Borough personnel and emergency responders in Tamaqua will be getting an extremely useful tool in their arsenal to aid with borough-wide communication.
"If you're under a water-boil advisory, announcing it on the radio and putting it in the paper is no longer enough," said Councilman Brian Connely. "This is a state mandate," he said, referring to an "all-call" system that will be installed in the borough shortly.
Although the system will cost the borough $3,000, Connely explained that it is a state requirement, but in the long run, it will help the borough immensely.
"This software will do anything," he said. "If streets are going to be closed for snow removal or something, we can set up the call area for just one street."
The system, which will be implemented over the next few months, will allow borough workers to send out automated calls and messages to every number in the borough. Although it is required by the water department, Connely noted that the borough did purchase an upgraded package for the borough, which will allow them to share any kind of emergency information with all residences within the borough.

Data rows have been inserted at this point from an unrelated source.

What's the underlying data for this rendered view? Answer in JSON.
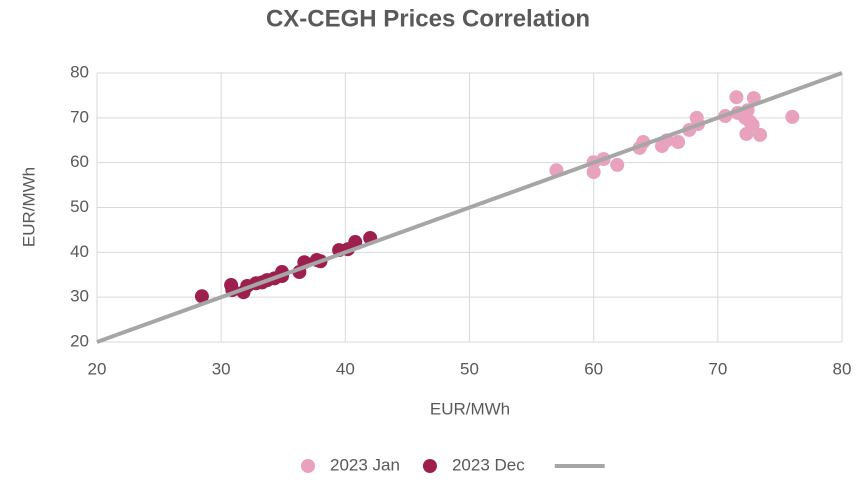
{
  "chart_data": {
    "type": "scatter",
    "title": "CX-CEGH Prices Correlation",
    "x_label": "EUR/MWh",
    "y_label": "EUR/MWh",
    "xlim": [
      20,
      80
    ],
    "xticks": [
      20,
      30,
      40,
      50,
      60,
      70,
      80
    ],
    "ylim": [
      20,
      80
    ],
    "yticks": [
      20,
      30,
      40,
      50,
      60,
      70,
      80
    ],
    "grid": true,
    "legend": "bottom",
    "series": [
      {
        "name": "2023 Jan",
        "color": "#e8a2be",
        "x": [
          57.0,
          60.0,
          60.0,
          60.8,
          61.9,
          63.7,
          64.0,
          65.5,
          65.9,
          66.8,
          67.7,
          68.3,
          68.4,
          70.6,
          71.5,
          71.6,
          72.2,
          72.4,
          72.3,
          72.6,
          72.8,
          72.9,
          73.4,
          76.0
        ],
        "values": [
          58.3,
          60.1,
          57.9,
          60.8,
          59.5,
          63.3,
          64.6,
          63.7,
          65.0,
          64.6,
          67.3,
          70.0,
          68.6,
          70.4,
          74.6,
          71.1,
          70.0,
          71.7,
          66.4,
          69.1,
          68.4,
          74.4,
          66.2,
          70.2
        ]
      },
      {
        "name": "2023 Dec",
        "color": "#9c1f4d",
        "x": [
          28.45,
          30.8,
          30.9,
          31.8,
          32.1,
          32.8,
          33.3,
          33.7,
          34.3,
          34.9,
          34.9,
          36.3,
          36.7,
          38.0,
          37.7,
          39.5,
          40.2,
          40.8,
          42.0
        ],
        "values": [
          30.2,
          32.7,
          31.6,
          31.1,
          32.5,
          33.1,
          33.3,
          33.8,
          34.2,
          35.6,
          34.7,
          35.6,
          37.8,
          38.0,
          38.3,
          40.5,
          40.7,
          42.3,
          43.2
        ]
      },
      {
        "color": "#a6a6a6",
        "line": true,
        "x": [
          20,
          80
        ],
        "values": [
          20,
          80
        ]
      }
    ]
  }
}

The borough also voted to outsource its payroll to ADP Payroll, a project that borough secretary/treasurer Georgia Depos Dewire has been working on for the last year.
"During the last year, we've met with various payroll companies," she said. "ADP is one of the largest providers of business outsourcing in the United States."
Although the service will cost the borough approximately $300 a month, the borough will still see a cost savings of about $2,300 in materials alone, not to mention the time that will be saved by borough employees who previously handled payroll. Depos Dewire also outlined several benefits to borough workers, who will now be able to receive direct deposit and access their paycheck stubs and W2 forms online for up to three years.
The new system will require employees to log in on a computer when they come in to and leave work.
"This takes away from everyone handwriting everything. It's a good way of tracking things," said Councilman Tom Cara.
Cara also noted that the seasonal employees at the pool will be able to participate in the system by logging in over the telephone.
The borough approved the following reappointments: Jack Kulp, Tamaqua Borough Authority for another five-year term; John Tracy, Tamaqua Water Authority, another five-year term; Richard Clemson, Zoning Hearing Board, another five-year term; Mark Conville, Planning Commission, another four-year term. Additionally Thomas S. Starry was appointed to the Citizens Advisory Committee.
Council President Micah Gursky noted that there is still one opening on the Citizens Advisory Committee and asked any interested citizens to submit their names for consideration.
The borough approved a request from Linda Yulanavage, executive director of the Tamaqua Chamber of Commerce and the Downtown Manager, for the annual Santa Claus parade, to be held on Dec. 4, at 6:30 p.m.
Council approved a handicap parking space for 214 N. Greenwood St., and three certificates of appropriateness, as recommended by the HARC committee.
Council also appointed Karl Smulligan to head a committee to celebrate the 100th anniversary of the Tamaqua Armory, which now serves as borough hall. The anniversary will be in 2011.
Council approved an agreement for engineer inspection services in the amount of $24,905 and an engineering proposal in the amount of $13,300 for the Hometown Streets project. They also approved a temporary construction easement with Schuylkill County for the Greenwood Street bridge project. This project is slated to be done next spring and will involve closing the bridge, which will be redecked.
Council also heard from several residents, including Linda Miller, who had previously questioned the removal of storm drains along Columbia Street. The removal of the drains had happened several years ago and residents in the area recently asked for them to be put back in. Miller distributed photos of the area during a rainstorm to council. Pat Stefanek also asked that the remainder of the political signs that were put up in the borough during the election be removed. Stefanek also added that although the borough parking meters are labeled from 9 a.m. to 6 p.m., that it is ridiculous for the meter attendant to be walking the meters at 5:30. in the dark.
"I think it's in poor taste when people are pulling in from work at 5:30 and getting hit," she said. "I think from 9-5 is a reasonable time."
The matter was referred to the parking and traffic committee.
Council also held an executive session to discuss personnel matters.